Don't ask me why I was expecting this to be a tedious read. It was anything but.
Master of Ballantrae is the story of two brothers, one good and one bad. James, the wicked one, is heir to the family fortune, is daddy's favorite, and can charm the rattle off a snake. The good brother, Henry, is quiet and self-effacing and not much liked by anybody. The narrator of the story is Mr. MacKellar, the steward of the Durrisdeer estate and one of Henry's only true friends.
The novel is set in England in 1745. James, "the Master", runs off to join Bonnie Prince Charlie who is striving to restore the Stuarts to the throne. When James does not return after several years, he is presumed dead and Henry marries Allison, his brother's fiancée, and becomes the new heir.
But the Master is not dead, nor does he die at several other opportune moments. He seems to have nine lives and with each one he comes back to haunt and torment his brother. Honestly, to read of his constant villainy juxtaposed with his power to beguile and deceive gave me the shivers. And it made the book very hard to put down. As G.K. Chesterton said in his book on Victorian authors, "In The Master of Ballantrae Stevenson proved with a pen of steel that the Devil is a gentleman, but is nonetheless the Devil."
I kept wondering why I've never heard anyone talk about this book. Maybe its because there is no happy ending.

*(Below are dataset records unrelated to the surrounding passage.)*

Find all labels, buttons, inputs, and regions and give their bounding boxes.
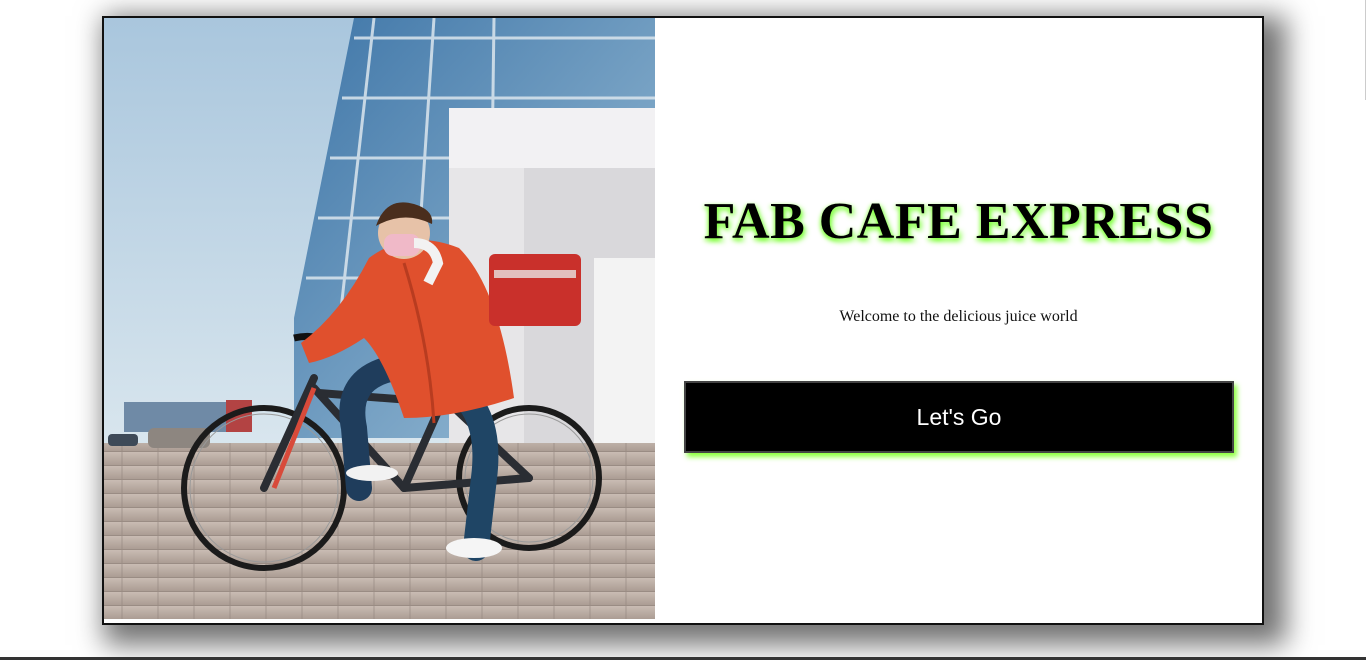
page-title: FAB CAFE EXPRESS <box>703 193 1214 250</box>
lets-go-button[interactable]: Let's Go <box>684 381 1234 453</box>
window-edge <box>1362 0 1366 100</box>
landing-page: FAB CAFE EXPRESS Welcome to the deliciou… <box>0 0 1366 660</box>
tagline-text: Welcome to the delicious juice world <box>839 308 1078 325</box>
welcome-panel: FAB CAFE EXPRESS Welcome to the deliciou… <box>655 18 1262 623</box>
hero-image <box>104 18 655 619</box>
welcome-card: FAB CAFE EXPRESS Welcome to the deliciou… <box>102 16 1264 625</box>
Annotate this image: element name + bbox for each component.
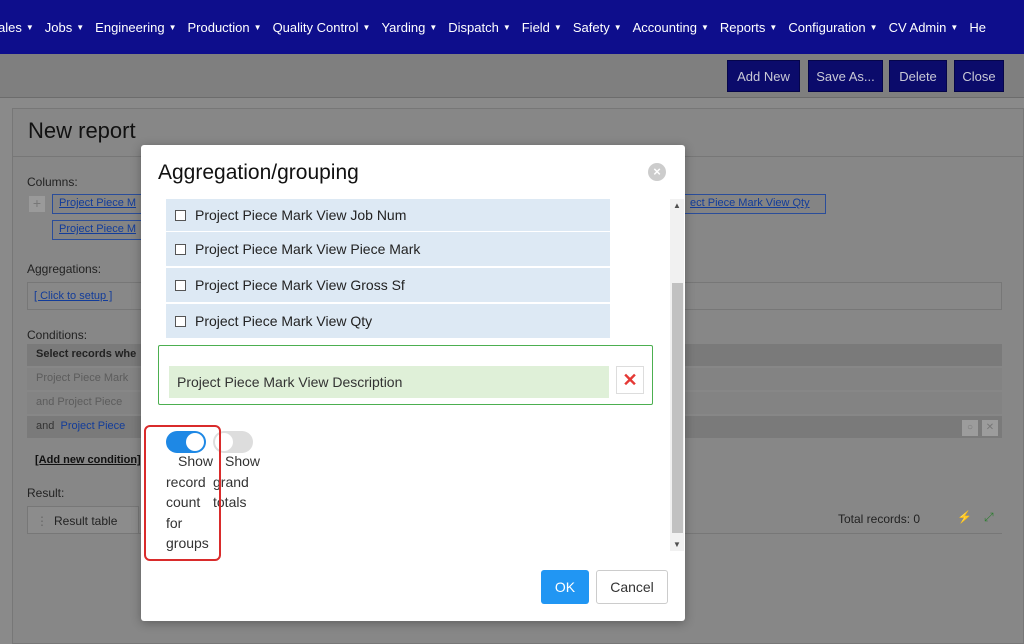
condition-field-link[interactable]: Project Piece xyxy=(60,420,125,432)
aggregations-setup-link[interactable]: [ Click to setup ] xyxy=(34,290,112,302)
option-label: Project Piece Mark View Qty xyxy=(195,313,373,329)
caret-down-icon: ▼ xyxy=(502,22,511,32)
page-title: New report xyxy=(28,118,136,143)
caret-down-icon: ▼ xyxy=(362,22,371,32)
caret-down-icon: ▼ xyxy=(613,22,622,32)
columns-label: Columns: xyxy=(27,175,78,189)
nav-label: Safety xyxy=(572,19,610,35)
add-new-button[interactable]: Add New xyxy=(727,60,800,92)
add-condition-link[interactable]: [Add new condition] xyxy=(35,454,141,466)
aggregations-label: Aggregations: xyxy=(27,262,102,276)
column-chip[interactable]: ect Piece Mark View Qty xyxy=(684,194,826,214)
nav-item-accounting[interactable]: Accounting ▼ xyxy=(633,20,709,35)
condition-and-label: and xyxy=(36,420,55,432)
caret-down-icon: ▼ xyxy=(869,22,878,32)
nav-item-configuration[interactable]: Configuration ▼ xyxy=(788,20,877,35)
field-option[interactable]: Project Piece Mark View Gross Sf xyxy=(166,268,610,302)
scrollbar-thumb[interactable] xyxy=(672,283,683,533)
ok-button[interactable]: OK xyxy=(541,570,589,604)
caret-down-icon: ▼ xyxy=(700,22,709,32)
cancel-button[interactable]: Cancel xyxy=(596,570,668,604)
drag-handle-icon[interactable]: ⋮ xyxy=(36,514,48,528)
dialog-title: Aggregation/grouping xyxy=(158,161,359,184)
nav-item-production[interactable]: Production ▼ xyxy=(187,20,261,35)
column-chip[interactable]: Project Piece M xyxy=(52,220,142,240)
nav-label: CV Admin xyxy=(888,19,947,35)
nav-label: Field xyxy=(521,19,550,35)
conditions-label: Conditions: xyxy=(27,328,88,342)
nav-label: Accounting xyxy=(632,19,697,35)
checkbox[interactable] xyxy=(175,243,186,255)
tab-label: Result table xyxy=(54,514,118,528)
nav-label: Jobs xyxy=(44,19,73,35)
caret-down-icon: ▼ xyxy=(950,22,959,32)
scroll-up-icon[interactable]: ▲ xyxy=(670,201,684,210)
nav-label: ales xyxy=(0,19,22,35)
group-by-dropzone[interactable]: Project Piece Mark View Description ✕ xyxy=(158,345,653,405)
nav-label: Production xyxy=(187,19,250,35)
caret-down-icon: ▼ xyxy=(253,22,262,32)
caret-down-icon: ▼ xyxy=(429,22,438,32)
settings-icon[interactable]: ○ xyxy=(962,420,978,436)
tab-result-table[interactable]: ⋮ Result table xyxy=(27,506,139,534)
delete-button[interactable]: Delete xyxy=(889,60,947,92)
nav-item-jobs[interactable]: Jobs ▼ xyxy=(45,20,84,35)
field-option[interactable]: Project Piece Mark View Job Num xyxy=(166,199,610,231)
main-navbar: ales ▼ Jobs ▼ Engineering ▼ Production ▼ Qua… xyxy=(0,0,1024,54)
nav-label: Dispatch xyxy=(448,19,499,35)
nav-label: Engineering xyxy=(95,19,165,35)
scroll-down-icon[interactable]: ▼ xyxy=(670,540,684,549)
caret-down-icon: ▼ xyxy=(553,22,562,32)
option-label: Project Piece Mark View Piece Mark xyxy=(195,241,421,257)
close-icon[interactable]: × xyxy=(648,163,666,181)
nav-item-safety[interactable]: Safety ▼ xyxy=(573,20,622,35)
nav-item-yarding[interactable]: Yarding ▼ xyxy=(381,20,437,35)
caret-down-icon: ▼ xyxy=(769,22,778,32)
result-label: Result: xyxy=(27,486,65,500)
nav-label: Yarding xyxy=(381,19,426,35)
dialog-scrollbar[interactable]: ▲ ▼ xyxy=(670,199,684,551)
field-option[interactable]: Project Piece Mark View Piece Mark xyxy=(166,232,610,266)
nav-label: Configuration xyxy=(788,19,866,35)
dialog-scroll-area[interactable]: Project Piece Mark View Job Num Project … xyxy=(141,199,685,551)
close-button[interactable]: Close xyxy=(954,60,1004,92)
close-icon[interactable]: ✕ xyxy=(982,420,998,436)
nav-item-reports[interactable]: Reports ▼ xyxy=(720,20,777,35)
total-records: Total records: 0 xyxy=(838,512,921,526)
nav-item-help[interactable]: He xyxy=(969,20,986,35)
remove-icon[interactable]: ✕ xyxy=(616,366,644,394)
nav-item-cv-admin[interactable]: CV Admin ▼ xyxy=(889,20,959,35)
nav-item-field[interactable]: Field ▼ xyxy=(522,20,562,35)
column-chip[interactable]: Project Piece M xyxy=(52,194,142,214)
plus-icon[interactable]: + xyxy=(29,196,45,212)
nav-item-quality-control[interactable]: Quality Control ▼ xyxy=(273,20,371,35)
nav-label: He xyxy=(969,19,986,35)
caret-down-icon: ▼ xyxy=(168,22,177,32)
checkbox[interactable] xyxy=(175,279,186,291)
nav-label: Reports xyxy=(719,19,766,35)
nav-label: Quality Control xyxy=(272,19,359,35)
field-option[interactable]: Project Piece Mark View Qty xyxy=(166,304,610,338)
group-by-item[interactable]: Project Piece Mark View Description xyxy=(169,366,609,398)
refresh-icon[interactable]: ⚡ xyxy=(957,510,972,524)
option-label: Project Piece Mark View Job Num xyxy=(195,207,407,223)
caret-down-icon: ▼ xyxy=(76,22,85,32)
aggregation-dialog: Aggregation/grouping × Project Piece Mar… xyxy=(141,145,685,621)
nav-item-dispatch[interactable]: Dispatch ▼ xyxy=(448,20,511,35)
checkbox[interactable] xyxy=(175,209,186,221)
save-as-button[interactable]: Save As... xyxy=(808,60,883,92)
highlight-outline xyxy=(144,425,221,561)
nav-item-sales[interactable]: ales ▼ xyxy=(0,20,34,35)
nav-item-engineering[interactable]: Engineering ▼ xyxy=(95,20,176,35)
option-label: Project Piece Mark View Gross Sf xyxy=(195,277,405,293)
checkbox[interactable] xyxy=(175,315,186,327)
caret-down-icon: ▼ xyxy=(25,22,34,32)
expand-icon[interactable]: ⤢ xyxy=(984,510,994,525)
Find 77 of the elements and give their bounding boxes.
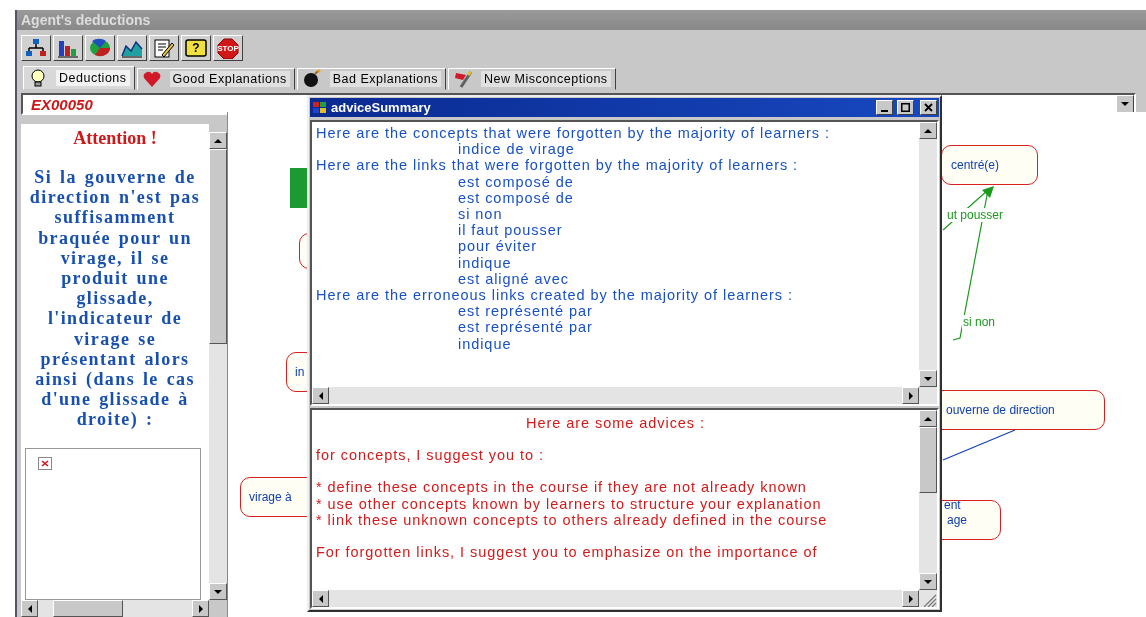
minimize-button[interactable]	[876, 100, 893, 115]
scroll-up-button[interactable]	[209, 132, 227, 149]
concept-node[interactable]: centré(e)	[941, 145, 1038, 185]
summary-heading: Here are the erroneous links created by the majority of learners :	[316, 287, 794, 304]
toolbar-button[interactable]: STOP	[213, 35, 243, 61]
scrollbar[interactable]	[209, 132, 227, 600]
maximize-button[interactable]	[897, 100, 914, 115]
bomb-icon	[301, 69, 322, 89]
scroll-up-button[interactable]	[919, 410, 937, 427]
explanation-text: Si la gouverne de direction n'est pas suffisamment braquée pour un virage, il se produit une glissade, l'indicateur de virage se présentant alors ainsi (dans le cas d'une glissade à droite) :	[28, 167, 202, 430]
icon-label: ?	[192, 41, 200, 55]
scroll-thumb[interactable]	[919, 427, 937, 493]
toolbar-button[interactable]	[85, 35, 115, 61]
broken-image-icon	[38, 456, 52, 470]
scroll-left-button[interactable]	[21, 600, 38, 617]
dialog-title: adviceSummary	[331, 100, 432, 115]
close-icon	[924, 103, 933, 112]
summary-item: est aligné avec	[457, 270, 570, 288]
scrollbar[interactable]	[312, 387, 919, 404]
summary-heading: Here are the links that were forgotten by the majority of learners :	[316, 157, 800, 174]
scroll-left-button[interactable]	[312, 590, 329, 607]
summary-item: indique	[457, 335, 513, 352]
summary-item: il faut pousser	[457, 222, 564, 239]
toolbar-button[interactable]	[53, 35, 83, 61]
tab[interactable]: New Misconceptions	[448, 68, 616, 90]
window-title: Agent's deductions	[17, 10, 1146, 30]
toolbar-button[interactable]	[21, 35, 51, 61]
lightbulb-icon	[28, 68, 48, 88]
advice-text: for concepts, I suggest you to :	[316, 447, 545, 464]
toolbar-button[interactable]	[149, 35, 179, 61]
pie-chart-icon	[88, 37, 112, 59]
link-label: ent	[943, 498, 962, 512]
tab[interactable]: Bad Explanations	[296, 68, 446, 90]
scroll-right-button[interactable]	[902, 590, 919, 607]
scrollbar[interactable]	[919, 122, 937, 387]
scroll-down-button[interactable]	[209, 583, 227, 600]
tab[interactable]: Good Explanations	[136, 68, 295, 90]
toolbar-button[interactable]: ?	[181, 35, 211, 61]
summary-item: est représenté par	[457, 303, 594, 320]
toolbar-button[interactable]	[117, 35, 147, 61]
summary-item: pour éviter	[457, 238, 538, 255]
concept-block[interactable]	[290, 168, 310, 208]
summary-item: est composé de	[457, 189, 575, 206]
scroll-left-button[interactable]	[312, 387, 329, 404]
pencil-icon	[152, 37, 176, 59]
scroll-up-button[interactable]	[919, 122, 937, 139]
scroll-down-button[interactable]	[919, 573, 937, 590]
scroll-right-button[interactable]	[902, 387, 919, 404]
heart-icon	[141, 69, 162, 89]
close-button[interactable]	[920, 100, 937, 115]
maximize-icon	[901, 103, 910, 112]
icon-label: STOP	[217, 43, 239, 53]
scrollbar[interactable]	[21, 600, 209, 617]
dropdown-button[interactable]	[1116, 95, 1134, 113]
tab[interactable]: Deductions	[23, 66, 135, 90]
stop-sign-icon	[216, 37, 240, 59]
advice-title: Here are some advices :	[525, 415, 706, 432]
hierarchy-icon	[24, 37, 48, 59]
scroll-thumb[interactable]	[53, 600, 123, 617]
link-label: ut pousser	[946, 208, 1005, 222]
scrollbar[interactable]	[312, 590, 919, 607]
link-label: si non	[962, 315, 997, 329]
warning-title: Attention !	[73, 128, 157, 149]
help-icon	[184, 37, 208, 59]
summary-item: indice de virage	[457, 141, 576, 158]
summary-item: indique	[457, 254, 513, 271]
scroll-right-button[interactable]	[192, 600, 209, 617]
scrollbar[interactable]	[919, 410, 937, 590]
summary-item: si non	[457, 206, 504, 223]
summary-heading: Here are the concepts that were forgotten by the majority of learners :	[316, 125, 831, 142]
flag-icon	[453, 69, 473, 89]
scroll-down-button[interactable]	[919, 370, 937, 387]
summary-item: est représenté par	[457, 319, 594, 336]
advice-text: For forgotten links, I suggest you to emphasize on the importance of	[316, 544, 819, 561]
summary-item: est composé de	[457, 173, 575, 190]
app-icon	[312, 100, 327, 115]
scroll-thumb[interactable]	[209, 149, 227, 345]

Hatred destroys everything. Then why would I recommend it? For one thing, it shows how even a good man can be corrupted when he harbors bitterness. Second, the book is beautifully written. I am already a huge Stevenson fan because of his lyrical and enchanting poetry (Child's Garden of Verses), but this is the first time I've dipped into one of his adventure novels.
Apparently there were two awful movies based on this book. (1953 with Errol Flynn as James, and 1984 with Michael York) Better to stick to the book.